During the Relevant Period, Trident permitted its RRs to recommend steepeners to their customers even though Trident failed to ensure that its RRs had sufficient knowledge of steepeners prior to offering those products for sale.

 

Fact is, Trident itself didn’t have sufficient knowledge of the product, particularly the risks associated with steepeners, including the risks associated with interest rate resets, the possibility that the reset interest rate could drop to as low as zero, and the potentially illiquid nature of steepeners in the secondary market, among other risks.

 

FINANCIALISH TAKE AWAYS.    This case isn’t the first time that FINRA has addressed the unsuitability of steepeners. For example, in December 2016, FINRA reported disciplinary actions against Investors Capital Corp. for unsuitable sales of steepeners.

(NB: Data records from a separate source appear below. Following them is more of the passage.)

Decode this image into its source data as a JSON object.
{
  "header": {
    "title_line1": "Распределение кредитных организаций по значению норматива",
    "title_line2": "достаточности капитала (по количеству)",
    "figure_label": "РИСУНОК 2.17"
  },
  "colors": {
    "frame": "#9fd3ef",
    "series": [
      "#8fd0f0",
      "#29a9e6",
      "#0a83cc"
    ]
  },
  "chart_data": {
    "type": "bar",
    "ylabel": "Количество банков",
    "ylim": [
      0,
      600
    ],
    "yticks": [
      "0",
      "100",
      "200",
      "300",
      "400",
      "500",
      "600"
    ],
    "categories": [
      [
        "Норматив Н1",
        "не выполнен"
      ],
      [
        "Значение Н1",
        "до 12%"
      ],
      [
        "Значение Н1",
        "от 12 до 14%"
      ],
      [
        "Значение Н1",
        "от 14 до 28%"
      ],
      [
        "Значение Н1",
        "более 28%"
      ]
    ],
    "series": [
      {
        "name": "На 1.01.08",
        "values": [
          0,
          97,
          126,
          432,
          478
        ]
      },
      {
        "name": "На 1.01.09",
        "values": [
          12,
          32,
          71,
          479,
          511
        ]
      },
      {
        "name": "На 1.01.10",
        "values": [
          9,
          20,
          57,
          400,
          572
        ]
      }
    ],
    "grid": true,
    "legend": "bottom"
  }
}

The firm was fined $250,000 in fines and ordered to pay $841,000 in restitution – in addition to $224,000 in restitution that it previously paid). [FINRA Case #2013035035901]

 

In October 2014, FINRA EVP Susan Axelrod warned a SIFMA Complex Products Forum about “new and emerging complex products” -  most notably, steepeners.

 

And in a November 2011 Investor Alert, FINRA discusses the pitfalls of Chasing Return in a Challenging Investment Environmentwith structured retail products, such as steepeners.

 

This case was reported in FINRA Disciplinary Actions for September 2017.

For details on this case, go to ...  FINRA Disciplinary Actions Online, and refer to Case #2012030775201.